Last semester, my boyfriend of 3.5 years and I started having issues. We have gone through difficult times in the past, but this time was different. We have been in a long distance relationship since 2016, so majority of our relationship has been built around the distance. He lives back home in the Chicago suburbs while I attend school six hours away in Missouri. Last semester, I was extremely busy and he had started a vigorous paramedic program. We started losing communication, the one thing that made the distance much easier.
I have generalized anxiety disorder and depression, both of which sometimes make it very difficult for me to be a positive, happy person. Because of the stress we were both under, I started going to him more and more to complain about my life. Because of the stress he was under, it became harder for him to continually listen to my negativity. He began to push away, which made me hold on tighter and become almost clingy. Along with stress, I also dislike the job I have at school, which makes me even more negative about my schedule and life sometimes.
We hit a breaking point when I came home for the summer in May. I think we were both so stressed and overwhelmed that we started to lash out at each other. He sat me down and was completely honest with me. He said he had been thinking a lot about breaking up with me because it was just so draining to be around someone who was constantly negative and looking for the next thing to complain about or worry over. He had mentioned it before and I said I would try harder, but I did not. It hurt, but I knew he was right. So I told him, give me another chance to adjust. Then I told him that I did not feel as though he was putting enough effort into our relationship. I felt neglected, unwanted and unloved, and it was making me almost resentful towards the person I love most.
It struck us both that the reason I wasn't putting in the effort to be positive was because I did not feel like he cared or was trying to put effort into loving me. We both got tearful during this conversation, because we have been best friends since our senior year of high school and have been through so much together that the thought of losing one another was beyond painful. So he told me to give him a chance to adjust as well. That is when something amazing happened.
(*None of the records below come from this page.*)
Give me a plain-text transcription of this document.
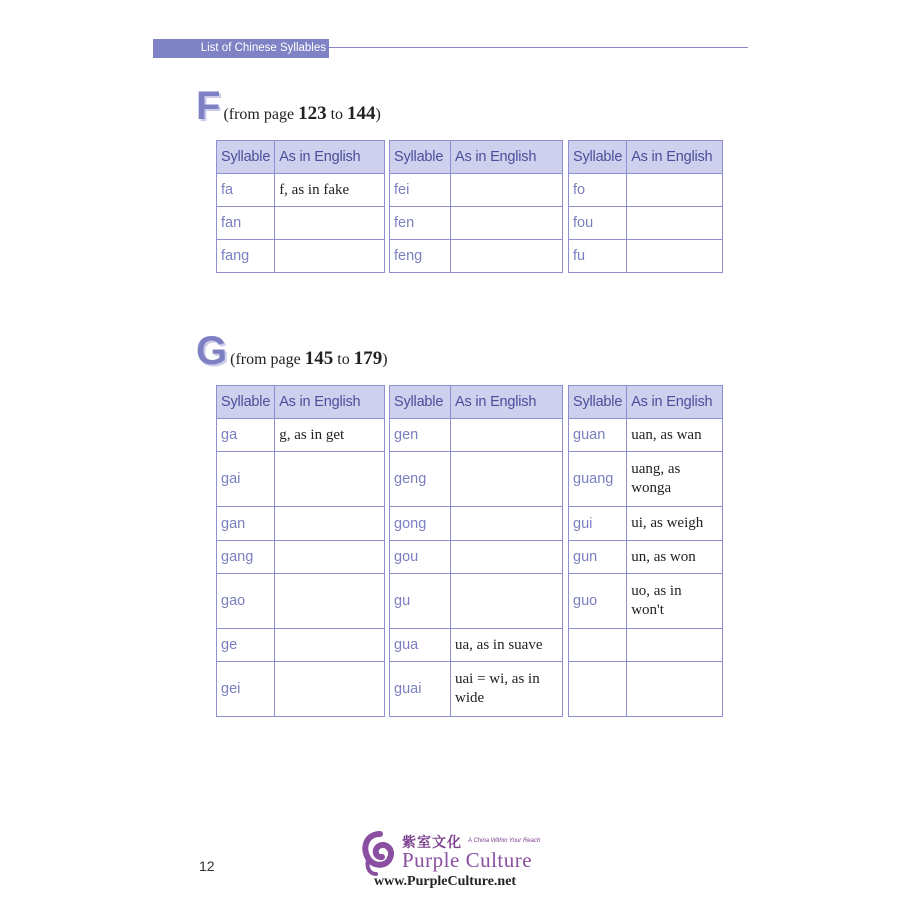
List of Chinese Syllables
F (from page 123 to 144)
Syllable	As in English
fa	f, as in fake
fan	
fang	
Syllable	As in English
fei	
fen	
feng	
Syllable	As in English
fo	
fou	
fu	
G (from page 145 to 179)
Syllable	As in English
ga	g, as in get
gai	
gan	
gang	
gao	
ge	
gei	
Syllable	As in English
gen	
geng	
gong	
gou	
gu	
gua	ua, as in suave
guai	uai = wi, as in wide
Syllable	As in English
guan	uan, as wan
guang	uang, as wonga
gui	ui, as weigh
gun	un, as won
guo	uo, as in won't

12
紫室文化 A China Within Your Reach
Purple Culture
www.PurpleCulture.net
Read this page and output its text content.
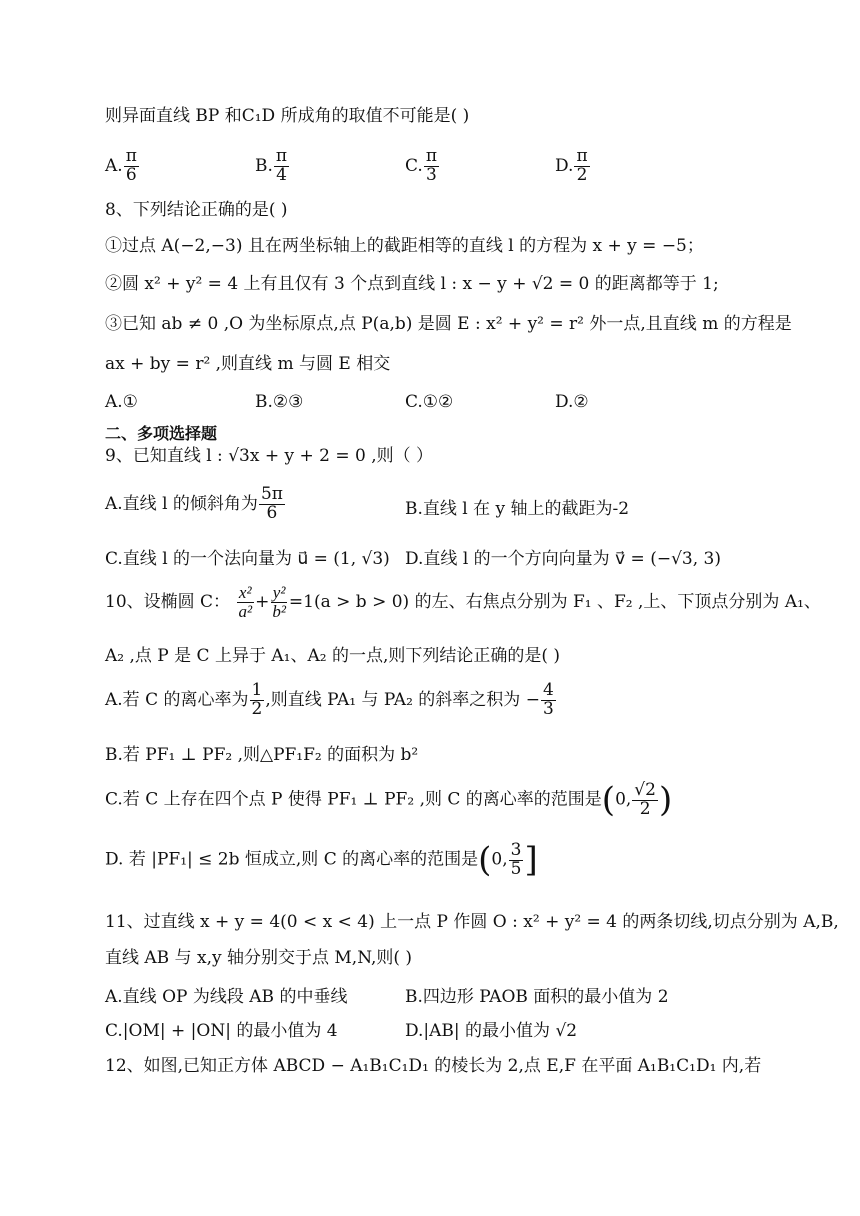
则异面直线 BP 和C₁D 所成角的取值不可能是( )
A. $\frac{\pi}{6}$	B. $\frac{\pi}{4}$	C. $\frac{\pi}{3}$	D. $\frac{\pi}{2}$
8、下列结论正确的是( )
①过点 A(−2,−3) 且在两坐标轴上的截距相等的直线 l 的方程为 x + y = −5；
②圆 x² + y² = 4 上有且仅有 3 个点到直线 l : x − y + √2 = 0 的距离都等于 1;
③已知 ab ≠ 0 ,O 为坐标原点,点 P(a,b) 是圆 E : x² + y² = r² 外一点,且直线 m 的方程是
ax + by = r² ,则直线 m 与圆 E 相交
A.①	B.②③	C.①②	D.②
二、多项选择题
9、已知直线 l : √3x + y + 2 = 0 ,则（ ）
A.直线 l 的倾斜角为 $\frac{5\pi}{6}$	B.直线 l 在 y 轴上的截距为-2
C.直线 l 的一个法向量为 u⃗ = (1, √3) D.直线 l 的一个方向向量为 v⃗ = (−√3, 3)
10、设椭圆 C： $\frac{\text{x²}}{\text{a²}} + \frac{\text{y²}}{\text{b²}} =1(a > b > 0)$ 的左、右焦点分别为 F₁ 、F₂ ,上、下顶点分别为 A₁、
A₂ ,点 P 是 C 上异于 A₁、A₂ 的一点,则下列结论正确的是( )
A.若 C 的离心率为 $\frac{1}{2}$ ,则直线 PA₁ 与 PA₂ 的斜率之积为 − $\frac{4}{3}$
B.若 PF₁ ⊥ PF₂ ,则△PF₁F₂ 的面积为 b²
C.若 C 上存在四个点 P 使得 PF₁ ⊥ PF₂ ,则 C 的离心率的范围是(0, $\frac{√2}{2}$ )
D. 若 |PF₁| ≤ 2b 恒成立,则 C 的离心率的范围是(0, $\frac{3}{5}$ ]
11、过直线 x + y = 4(0 < x < 4) 上一点 P 作圆 O : x² + y² = 4 的两条切线,切点分别为 A,B,
直线 AB 与 x,y 轴分别交于点 M,N,则( )
A.直线 OP 为线段 AB 的中垂线	B.四边形 PAOB 面积的最小值为 2
C.|OM| + |ON| 的最小值为 4	D.|AB| 的最小值为 √2
12、如图,已知正方体 ABCD − A₁B₁C₁D₁ 的棱长为 2,点 E,F 在平面 A₁B₁C₁D₁ 内,若
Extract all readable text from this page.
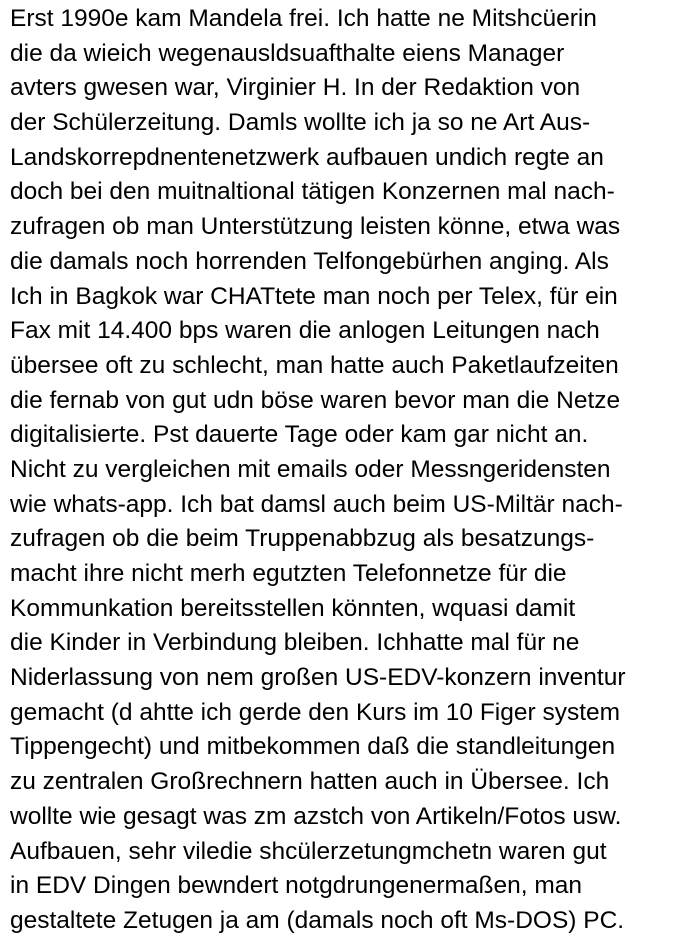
Erst 1990e kam Mandela frei. Ich hatte ne Mitshcüerin
die da wieich wegenausldsuafthalte eiens Manager
avters gwesen war, Virginier H. In der Redaktion von
der Schülerzeitung. Damls wollte ich ja so ne Art Aus-
Landskorrepdnentenetzwerk aufbauen undich regte an
doch bei den muitnaltional tätigen Konzernen mal nach-
zufragen ob man Unterstützung leisten könne, etwa was
die damals noch horrenden Telfongebürhen anging. Als
Ich in Bagkok war CHATtete man noch per Telex, für ein
Fax mit 14.400 bps waren die anlogen Leitungen nach
übersee oft zu schlecht, man hatte auch Paketlaufzeiten
die fernab von gut udn böse waren bevor man die Netze
digitalisierte. Pst dauerte Tage oder kam gar nicht an.
Nicht zu vergleichen mit emails oder Messngeridensten
wie whats-app. Ich bat damsl auch beim US-Miltär nach-
zufragen ob die beim Truppenabbzug als besatzungs-
macht ihre nicht merh egutzten Telefonnetze für die
Kommunkation bereitsstellen könnten, wquasi damit
die Kinder in Verbindung bleiben. Ichhatte mal für ne
Niderlassung von nem großen US-EDV-konzern inventur
gemacht (d ahtte ich gerde den Kurs im 10 Figer system
Tippengecht) und mitbekommen daß die standleitungen
zu zentralen Großrechnern hatten auch in Übersee. Ich
wollte wie gesagt was zm azstch von Artikeln/Fotos usw.
Aufbauen, sehr viledie shcülerzetungmchetn waren gut
in EDV Dingen bewndert notgdrungenermaßen, man
gestaltete Zetugen ja am (damals noch oft Ms-DOS) PC.
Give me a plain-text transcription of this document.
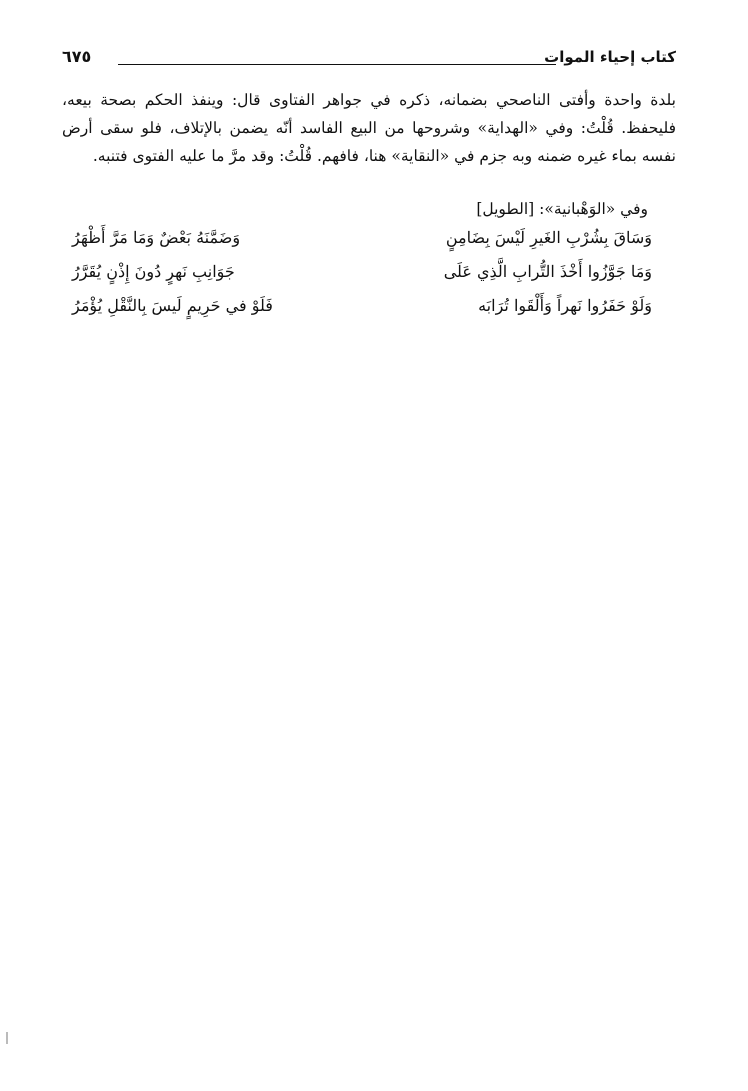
كتاب إحياء الموات
٦٧٥

بلدة واحدة وأفتى الناصحي بضمانه، ذكره في جواهر الفتاوى قال: وينفذ الحكم بصحة بيعه، فليحفظ. قُلْتُ: وفي «الهداية» وشروحها من البيع الفاسد أنّه يضمن بالإتلاف، فلو سقى أرض نفسه بماء غيره ضمنه وبه جزم في «النقاية» هنا، فافهم. قُلْتُ: وقد مرَّ ما عليه الفتوى فتنبه.

وفي «الوَهْبانية»: [الطويل]
وَسَاقَ بِشُرْبِ الغَيرِ لَيْسَ بِضَامِنٍ
وَضَمَّنَهُ بَعْضٌ وَمَا مَرَّ أَظْهَرُ
وَمَا جَوَّزُوا أَخْذَ التُّرابِ الَّذِي عَلَى
جَوَانِبِ نَهرٍ دُونَ إِذْنٍ يُقَرَّرُ
وَلَوْ حَفَرُوا نَهراً وَأَلْقَوا تُرَابَه
فَلَوْ في حَرِيمٍ لَيسَ بِالنَّقْلِ يُؤْمَرُ
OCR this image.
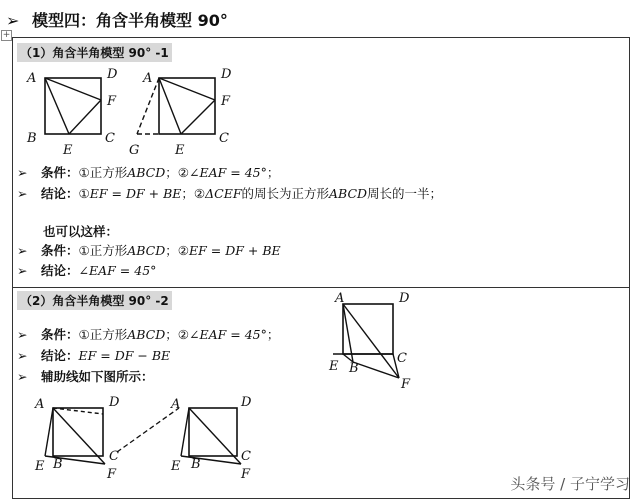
➢ 模型四：角含半角模型 90°
+
（1）角含半角模型 90° -1
A	D
F
B
E
C
A	D
F
G	E
C
➢ 条件：①正方形ABCD；②∠EAF = 45°；
➢ 结论：①EF = DF + BE；②ΔCEF的周长为正方形ABCD周长的一半；
也可以这样：
➢ 条件：①正方形ABCD；②EF = DF + BE
➢ 结论：∠EAF = 45°
（2）角含半角模型 90° -2
➢ 条件：①正方形ABCD；②∠EAF = 45°；
➢ 结论：EF = DF − BE
➢ 辅助线如下图所示：
A	D
E B
C
F
A	D
E B
C
F
A	D
E B
C
F
头条号 / 子宁学习
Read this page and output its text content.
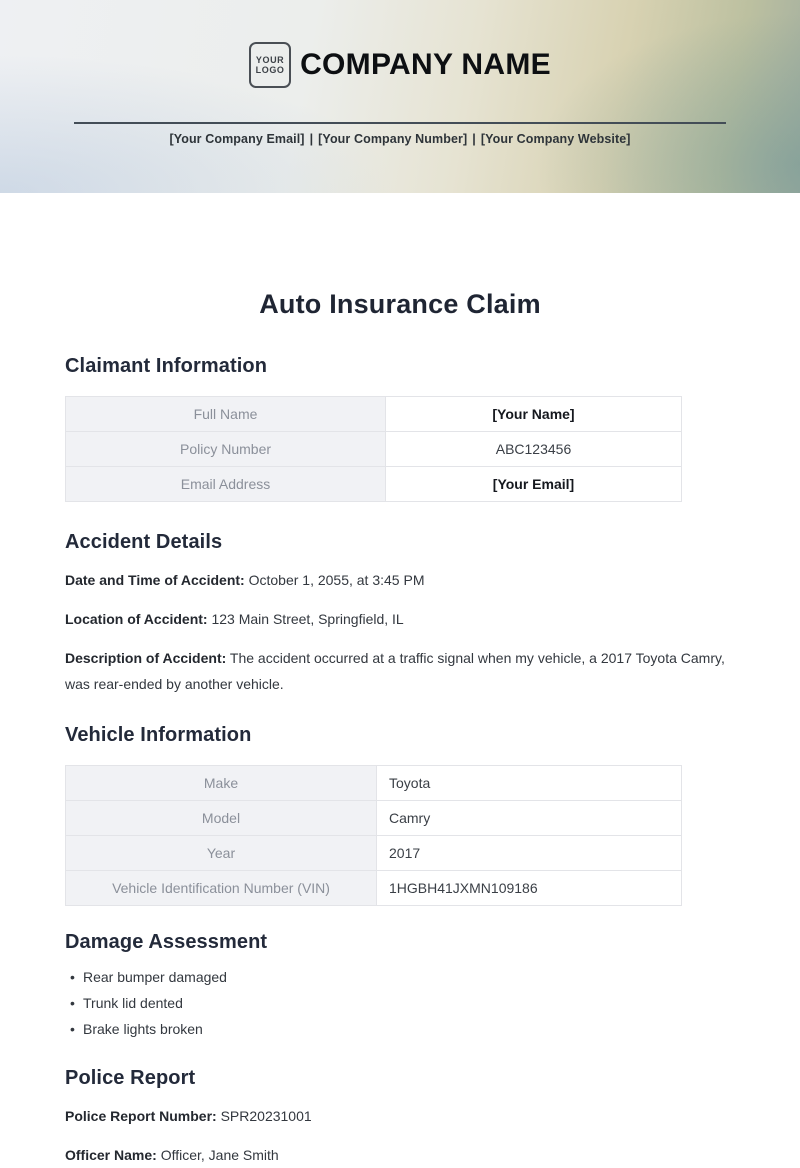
YOUR
LOGO COMPANY NAME
[Your Company Email] | [Your Company Number] | [Your Company Website]
Auto Insurance Claim
Claimant Information
Full Name	[Your Name]
Policy Number	ABC123456
Email Address	[Your Email]
Accident Details

Date and Time of Accident: October 1, 2055, at 3:45 PM

Location of Accident: 123 Main Street, Springfield, IL

Description of Accident: The accident occurred at a traffic signal when my vehicle, a 2017 Toyota Camry, was rear-ended by another vehicle.

Vehicle Information
Make	Toyota
Model	Camry
Year	2017
Vehicle Identification Number (VIN)	1HGBH41JXMN109186
Damage Assessment
• Rear bumper damaged
• Trunk lid dented
• Brake lights broken
Police Report

Police Report Number: SPR20231001

Officer Name: Officer, Jane Smith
It didn't happen right away; we went through a few weeks where I constantly felt like I was on edge, waiting for him to make the decision that this was not worth his time and effort. Because I was now home, the stress and anxiety I felt at school dissipated. I started an internship I looked forward to, I was happy to be home again and I just felt more like myself. I kept reminding myself to be positive and I actually got happier as time went on because of this decision.
My boyfriend started doing the small things again that made me fall in love with him in the first place. The cute compliments, the flirting, making an effort to let me know that he did care for and love me. And just like I have heard happens to women who are treated right, I blossomed. I became happier than I had been in a long time, my attitude adjustment and his effort driving me to it. We never would have made it without that awful conversation, and I am so grateful we had it.
Ladies, if your man loves you and wants to keep you, he will sit down and tell you how he feels. He will listen to how you feel. He will be willing to adjust himself and his ways if you show that you are willing to adjust yours. A lot of articles I read on this subject suggested that a breakup was the best option, and that is the reason why our generation has such a high divorce rate. Leaving isn't the answer when things get hard; you have to sit down, talk it out and figure out how to move forward.
Watching him blossom as well has made me even happier. Honestly, our relationship is now in one of the best places it has ever been in, all because we sat down and were BOTH willing to put in the effort to change. Relationship experts aren't kidding when they say communication is key. Communication and honesty saved my relationship, and I hope others who read this may have theirs saved because of this simple adjustment too.